Она долго ждала, что Оливер перезвонит ей, но так ничего и не дождалась. Может быть, Саша просто не успела сообщить ему новости. Ведь наверняка, узнав о том, что у него есть сын, он позвонил бы Эмме, хотя бы из чистого любопытства. Да, он не хотел, чтобы Риччи появился на свет. Она так и не смогла забыть отвращения у него на лице, когда, стоя посреди его кухни, она сказала, что беременна. Но теперь-то Риччи был здесь, с ней. Эмма представляла, как Оливер, узнав о сыне, сразу же садится на корабль и в самолет, сполна осознав наконец, от чего отказался и чего лишился. Неужели эти чувства, даже спустя столько времени, могли исходить только от нее? Ей отчаянно его недоставало, особенно по ночам. Она страстно мечтала о том, чтобы в полночный час коснуться его тела и ощутить рядом с собой ободряющее присутствие другого человека.

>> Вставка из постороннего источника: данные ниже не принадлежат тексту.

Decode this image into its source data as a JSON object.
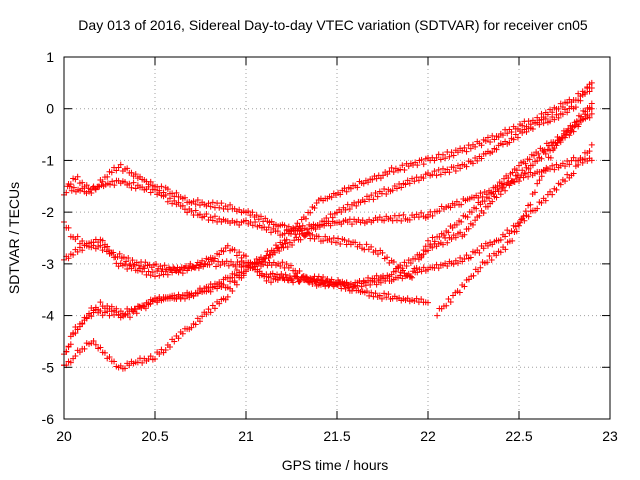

Хотя была некая странность… Когда она представляла себя и Оливера, они всегда были только вдвоем и прогуливались в солнечный полдень по берегу реки. Он не был свидетелем того, как Эмму тошнило по утрам в последние недели беременности, не видел ее огромного живота и обвисшей кожи. Оливер никогда не приходил в эту обшарпанную квартиру, больше похожую на собачью конуру, к ребенку, который кричал, требуя, чтобы его накормили. Он никогда не бродил спросонок по комнате в поисках свежей рубашки перед очередным рабочим днем после бессонной ночи. Ему не приходилось менять пеленки, от которых омерзительно воняло гнилыми водорослями…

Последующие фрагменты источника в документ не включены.